En entrevue, Éric Fontaine mentionne être un homme timide et témoigne de sa gratitude pour l’obtention du prix Mercure. Une agréable surprise. Depuis ce temps, l’entreprise Sanitation Pashkui reçoit de nombreuses sollicitations par courriel ou téléphone.
« De nouvelles entreprises naissent car il y a des opportunités dans la communauté. Les Autochtones les saisissent et deviennent maîtres de leur destinée. »
« Je pourrais accepter bien des offres, mais j’ai peur de tomber en flèche, illustre-t-il. Je ne veux pas être gourmand, et nous avons déjà 3 contrats d’entretien à la mine du Lac Bloom. »
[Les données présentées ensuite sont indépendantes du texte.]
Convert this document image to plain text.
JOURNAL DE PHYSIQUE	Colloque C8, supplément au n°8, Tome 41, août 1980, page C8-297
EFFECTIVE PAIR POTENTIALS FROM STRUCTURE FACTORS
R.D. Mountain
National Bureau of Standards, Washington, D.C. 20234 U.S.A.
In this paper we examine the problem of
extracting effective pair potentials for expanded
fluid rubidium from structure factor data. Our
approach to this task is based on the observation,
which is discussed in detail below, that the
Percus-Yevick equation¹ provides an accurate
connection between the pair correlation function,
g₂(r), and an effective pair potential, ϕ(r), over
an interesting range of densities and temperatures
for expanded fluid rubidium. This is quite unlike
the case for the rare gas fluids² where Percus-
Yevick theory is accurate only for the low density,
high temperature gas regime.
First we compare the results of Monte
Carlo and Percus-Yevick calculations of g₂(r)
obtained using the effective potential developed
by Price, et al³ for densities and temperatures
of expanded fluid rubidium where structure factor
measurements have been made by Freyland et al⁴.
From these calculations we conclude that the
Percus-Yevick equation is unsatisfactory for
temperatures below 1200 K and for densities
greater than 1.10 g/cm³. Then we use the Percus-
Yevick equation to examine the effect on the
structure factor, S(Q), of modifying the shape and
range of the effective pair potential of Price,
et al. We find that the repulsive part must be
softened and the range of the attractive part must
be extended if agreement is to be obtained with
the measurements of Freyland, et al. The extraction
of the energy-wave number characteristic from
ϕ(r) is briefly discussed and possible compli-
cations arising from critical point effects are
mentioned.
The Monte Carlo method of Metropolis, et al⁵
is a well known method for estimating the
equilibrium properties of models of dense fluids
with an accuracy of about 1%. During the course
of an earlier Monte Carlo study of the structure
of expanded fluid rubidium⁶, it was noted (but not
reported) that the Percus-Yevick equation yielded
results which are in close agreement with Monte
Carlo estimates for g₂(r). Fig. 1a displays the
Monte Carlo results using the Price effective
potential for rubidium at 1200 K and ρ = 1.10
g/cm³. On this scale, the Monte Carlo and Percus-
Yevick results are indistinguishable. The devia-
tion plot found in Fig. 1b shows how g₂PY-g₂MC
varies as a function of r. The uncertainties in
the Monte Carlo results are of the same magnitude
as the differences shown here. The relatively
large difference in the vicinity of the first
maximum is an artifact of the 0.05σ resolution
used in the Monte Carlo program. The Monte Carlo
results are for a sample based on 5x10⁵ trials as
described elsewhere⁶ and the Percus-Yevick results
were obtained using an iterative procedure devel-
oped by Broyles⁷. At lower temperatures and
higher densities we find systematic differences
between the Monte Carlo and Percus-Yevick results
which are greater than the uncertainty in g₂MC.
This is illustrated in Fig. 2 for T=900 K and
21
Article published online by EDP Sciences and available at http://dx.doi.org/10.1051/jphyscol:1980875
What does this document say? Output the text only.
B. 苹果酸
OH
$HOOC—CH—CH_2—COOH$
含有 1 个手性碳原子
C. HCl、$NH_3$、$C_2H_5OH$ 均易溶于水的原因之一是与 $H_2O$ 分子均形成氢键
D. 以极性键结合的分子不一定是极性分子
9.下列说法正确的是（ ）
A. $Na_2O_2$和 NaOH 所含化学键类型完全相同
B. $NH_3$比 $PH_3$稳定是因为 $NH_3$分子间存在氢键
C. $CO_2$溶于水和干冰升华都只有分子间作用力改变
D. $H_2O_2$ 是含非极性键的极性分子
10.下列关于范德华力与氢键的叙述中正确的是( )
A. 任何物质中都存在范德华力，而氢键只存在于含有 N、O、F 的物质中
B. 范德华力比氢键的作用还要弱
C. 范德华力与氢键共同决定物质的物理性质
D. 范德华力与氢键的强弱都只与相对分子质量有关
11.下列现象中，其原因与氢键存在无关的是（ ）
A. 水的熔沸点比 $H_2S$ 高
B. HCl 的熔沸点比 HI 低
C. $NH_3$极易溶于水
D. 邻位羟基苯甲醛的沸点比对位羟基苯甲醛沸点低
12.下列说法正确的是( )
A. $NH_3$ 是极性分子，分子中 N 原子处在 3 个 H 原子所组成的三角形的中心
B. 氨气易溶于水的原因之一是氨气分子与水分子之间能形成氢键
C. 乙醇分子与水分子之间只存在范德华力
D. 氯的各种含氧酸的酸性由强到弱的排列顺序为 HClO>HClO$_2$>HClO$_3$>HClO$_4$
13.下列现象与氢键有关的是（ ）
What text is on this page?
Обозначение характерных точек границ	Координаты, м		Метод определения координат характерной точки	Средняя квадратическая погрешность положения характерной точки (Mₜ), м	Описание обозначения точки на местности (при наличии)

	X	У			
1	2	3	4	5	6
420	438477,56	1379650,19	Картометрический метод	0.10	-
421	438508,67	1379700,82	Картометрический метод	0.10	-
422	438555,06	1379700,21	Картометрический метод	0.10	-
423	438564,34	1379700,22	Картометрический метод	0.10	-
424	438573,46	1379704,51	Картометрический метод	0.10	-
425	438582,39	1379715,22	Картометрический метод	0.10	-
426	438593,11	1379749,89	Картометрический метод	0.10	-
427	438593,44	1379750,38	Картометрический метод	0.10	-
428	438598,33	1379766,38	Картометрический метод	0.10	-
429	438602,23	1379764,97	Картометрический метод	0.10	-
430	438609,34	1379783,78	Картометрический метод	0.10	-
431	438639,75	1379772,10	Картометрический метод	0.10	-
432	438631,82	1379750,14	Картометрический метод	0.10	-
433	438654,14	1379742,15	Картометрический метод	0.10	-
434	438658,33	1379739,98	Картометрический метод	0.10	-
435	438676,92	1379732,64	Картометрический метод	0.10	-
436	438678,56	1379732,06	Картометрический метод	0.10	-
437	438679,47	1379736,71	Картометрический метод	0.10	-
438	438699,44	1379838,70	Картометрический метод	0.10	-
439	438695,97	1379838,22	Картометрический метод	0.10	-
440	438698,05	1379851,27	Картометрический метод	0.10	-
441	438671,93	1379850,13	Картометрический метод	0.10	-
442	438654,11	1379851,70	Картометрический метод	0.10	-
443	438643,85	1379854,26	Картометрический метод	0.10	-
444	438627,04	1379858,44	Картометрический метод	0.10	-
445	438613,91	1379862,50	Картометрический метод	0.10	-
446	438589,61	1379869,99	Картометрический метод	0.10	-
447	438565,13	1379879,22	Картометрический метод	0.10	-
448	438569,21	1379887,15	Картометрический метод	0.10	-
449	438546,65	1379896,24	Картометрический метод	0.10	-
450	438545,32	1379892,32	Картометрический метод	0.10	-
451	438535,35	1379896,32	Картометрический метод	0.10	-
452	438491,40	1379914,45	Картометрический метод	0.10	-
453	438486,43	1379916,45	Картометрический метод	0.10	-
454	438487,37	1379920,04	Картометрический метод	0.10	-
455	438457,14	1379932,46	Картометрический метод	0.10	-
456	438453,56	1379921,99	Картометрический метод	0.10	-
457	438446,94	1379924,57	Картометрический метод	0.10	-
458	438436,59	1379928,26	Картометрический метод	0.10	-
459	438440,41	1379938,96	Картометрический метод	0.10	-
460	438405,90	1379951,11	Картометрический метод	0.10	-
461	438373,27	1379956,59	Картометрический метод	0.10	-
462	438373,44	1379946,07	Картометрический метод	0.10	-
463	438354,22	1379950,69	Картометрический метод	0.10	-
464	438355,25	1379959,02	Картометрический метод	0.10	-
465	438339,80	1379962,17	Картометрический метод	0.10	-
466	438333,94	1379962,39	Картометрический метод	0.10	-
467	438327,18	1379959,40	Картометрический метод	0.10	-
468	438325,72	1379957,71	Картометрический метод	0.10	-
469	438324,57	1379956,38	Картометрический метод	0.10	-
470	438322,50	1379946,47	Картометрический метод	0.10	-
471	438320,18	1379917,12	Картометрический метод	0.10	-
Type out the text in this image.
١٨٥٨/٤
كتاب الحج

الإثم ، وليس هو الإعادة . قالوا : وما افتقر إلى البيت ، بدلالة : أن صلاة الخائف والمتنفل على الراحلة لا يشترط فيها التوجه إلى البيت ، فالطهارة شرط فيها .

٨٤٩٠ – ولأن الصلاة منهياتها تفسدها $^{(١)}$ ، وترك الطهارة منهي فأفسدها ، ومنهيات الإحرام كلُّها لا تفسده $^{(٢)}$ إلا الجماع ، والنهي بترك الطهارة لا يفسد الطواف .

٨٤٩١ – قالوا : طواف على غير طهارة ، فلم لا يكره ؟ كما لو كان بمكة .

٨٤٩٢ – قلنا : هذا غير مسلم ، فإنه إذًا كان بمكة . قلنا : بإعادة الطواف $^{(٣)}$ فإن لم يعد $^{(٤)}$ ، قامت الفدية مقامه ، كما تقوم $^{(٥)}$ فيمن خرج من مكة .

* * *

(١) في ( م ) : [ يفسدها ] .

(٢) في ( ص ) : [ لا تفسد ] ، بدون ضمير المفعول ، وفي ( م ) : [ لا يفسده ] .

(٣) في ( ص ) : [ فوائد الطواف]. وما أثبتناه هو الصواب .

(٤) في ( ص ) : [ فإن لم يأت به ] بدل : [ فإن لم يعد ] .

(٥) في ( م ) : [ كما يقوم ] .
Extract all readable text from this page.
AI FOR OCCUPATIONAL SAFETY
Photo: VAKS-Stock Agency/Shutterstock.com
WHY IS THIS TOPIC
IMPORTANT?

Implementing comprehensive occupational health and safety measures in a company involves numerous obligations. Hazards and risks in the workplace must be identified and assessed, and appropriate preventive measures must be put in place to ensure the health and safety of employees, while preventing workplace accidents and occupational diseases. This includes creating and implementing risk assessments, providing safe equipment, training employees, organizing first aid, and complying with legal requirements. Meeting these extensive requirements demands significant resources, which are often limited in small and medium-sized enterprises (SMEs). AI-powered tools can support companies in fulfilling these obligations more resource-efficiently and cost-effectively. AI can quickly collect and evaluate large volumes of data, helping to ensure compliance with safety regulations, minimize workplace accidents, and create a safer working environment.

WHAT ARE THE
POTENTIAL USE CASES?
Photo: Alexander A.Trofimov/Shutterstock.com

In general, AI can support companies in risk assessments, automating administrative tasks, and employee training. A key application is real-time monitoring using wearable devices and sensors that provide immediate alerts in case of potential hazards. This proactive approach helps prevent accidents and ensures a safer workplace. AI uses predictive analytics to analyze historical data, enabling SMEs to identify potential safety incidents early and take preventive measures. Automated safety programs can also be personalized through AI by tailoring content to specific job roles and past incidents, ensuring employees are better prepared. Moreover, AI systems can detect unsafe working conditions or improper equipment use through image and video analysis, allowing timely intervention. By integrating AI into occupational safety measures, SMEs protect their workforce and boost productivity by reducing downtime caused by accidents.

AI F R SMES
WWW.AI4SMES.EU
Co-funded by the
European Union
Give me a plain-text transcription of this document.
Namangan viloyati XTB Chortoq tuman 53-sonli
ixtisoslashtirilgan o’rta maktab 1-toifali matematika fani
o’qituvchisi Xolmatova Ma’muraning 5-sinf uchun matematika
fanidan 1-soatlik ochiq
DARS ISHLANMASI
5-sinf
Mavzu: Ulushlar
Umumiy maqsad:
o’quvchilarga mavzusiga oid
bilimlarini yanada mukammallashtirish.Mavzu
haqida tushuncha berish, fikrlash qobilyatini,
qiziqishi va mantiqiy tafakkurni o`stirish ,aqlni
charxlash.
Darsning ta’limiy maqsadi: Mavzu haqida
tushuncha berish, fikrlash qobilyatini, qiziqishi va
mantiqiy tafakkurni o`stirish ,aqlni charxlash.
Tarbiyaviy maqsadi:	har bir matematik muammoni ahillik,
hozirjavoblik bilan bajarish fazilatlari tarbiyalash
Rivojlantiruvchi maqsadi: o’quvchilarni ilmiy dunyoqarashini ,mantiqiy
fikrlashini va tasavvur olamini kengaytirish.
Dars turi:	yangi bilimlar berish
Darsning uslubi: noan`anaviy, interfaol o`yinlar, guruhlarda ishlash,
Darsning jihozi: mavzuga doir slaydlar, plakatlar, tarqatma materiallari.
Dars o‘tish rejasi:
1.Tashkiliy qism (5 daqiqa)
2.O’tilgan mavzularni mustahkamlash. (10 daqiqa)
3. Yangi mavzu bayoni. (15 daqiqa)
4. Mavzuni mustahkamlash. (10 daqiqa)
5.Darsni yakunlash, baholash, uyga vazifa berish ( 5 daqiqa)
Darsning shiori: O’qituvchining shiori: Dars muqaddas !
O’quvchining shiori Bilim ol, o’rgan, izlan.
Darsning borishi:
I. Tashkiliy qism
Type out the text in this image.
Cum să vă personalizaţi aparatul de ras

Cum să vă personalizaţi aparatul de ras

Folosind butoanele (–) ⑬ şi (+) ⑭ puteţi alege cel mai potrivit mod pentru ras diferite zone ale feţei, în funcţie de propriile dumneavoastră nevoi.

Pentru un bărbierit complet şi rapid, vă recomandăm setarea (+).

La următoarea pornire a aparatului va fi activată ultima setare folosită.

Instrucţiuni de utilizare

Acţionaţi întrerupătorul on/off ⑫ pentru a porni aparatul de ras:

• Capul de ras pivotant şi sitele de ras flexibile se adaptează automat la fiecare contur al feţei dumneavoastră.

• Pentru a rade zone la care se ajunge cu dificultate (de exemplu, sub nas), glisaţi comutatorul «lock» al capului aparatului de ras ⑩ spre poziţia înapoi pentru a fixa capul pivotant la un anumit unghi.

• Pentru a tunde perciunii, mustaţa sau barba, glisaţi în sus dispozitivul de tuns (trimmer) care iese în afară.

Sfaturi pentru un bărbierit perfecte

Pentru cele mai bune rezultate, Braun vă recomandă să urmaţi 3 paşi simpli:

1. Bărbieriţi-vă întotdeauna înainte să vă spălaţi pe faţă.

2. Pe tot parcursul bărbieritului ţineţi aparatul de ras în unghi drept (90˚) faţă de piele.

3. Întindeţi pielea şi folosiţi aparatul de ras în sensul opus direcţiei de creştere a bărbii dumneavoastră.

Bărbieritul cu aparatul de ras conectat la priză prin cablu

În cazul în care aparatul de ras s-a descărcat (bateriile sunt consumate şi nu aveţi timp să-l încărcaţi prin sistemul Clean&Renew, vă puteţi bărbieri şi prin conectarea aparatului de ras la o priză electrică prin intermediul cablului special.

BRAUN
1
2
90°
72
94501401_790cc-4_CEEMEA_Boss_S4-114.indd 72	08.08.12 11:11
Des discussions sont en cours concernant le renouvellement de ce partenariat pour les cinq prochaines années. « Je pense souvent à mon grand-père et combien, il serait fier de nous. On essaie d’aller plus loin pour mes enfants, Érica, Sam et Napessiss afin qu’on puisse poursuivre avec la relève, soit de génération en génération », dit-il.
Les projets ne manquent pas dont la fameuse commercialisation de leur produit nettoyant JBF51 et l’ouverture d’une buanderie commerciale dans la communauté de Uashat mak Mani-Utenam afin de répondre à la demande grandissante des grandes industries.
Sur la Côte-Nord, le succès de Sanitation Pashkui donne des ailes à d’autres Innu.e.s qui souhaitent marcher sur leurs traces. « C’est le début d’une nouvelle ère. Les Innu.e.s ont des idées et développent des projets qui sont à leur image. Surtout, ils voient plus grand que la communauté », mentionne Mme Bélisle, de la Chambre de commerce locale.
« De nouvelles entreprises naissent car il y a des opportunités dans la communauté. Les Autochtones les saisissent et deviennent maîtres de leur destinée », conclut-elle.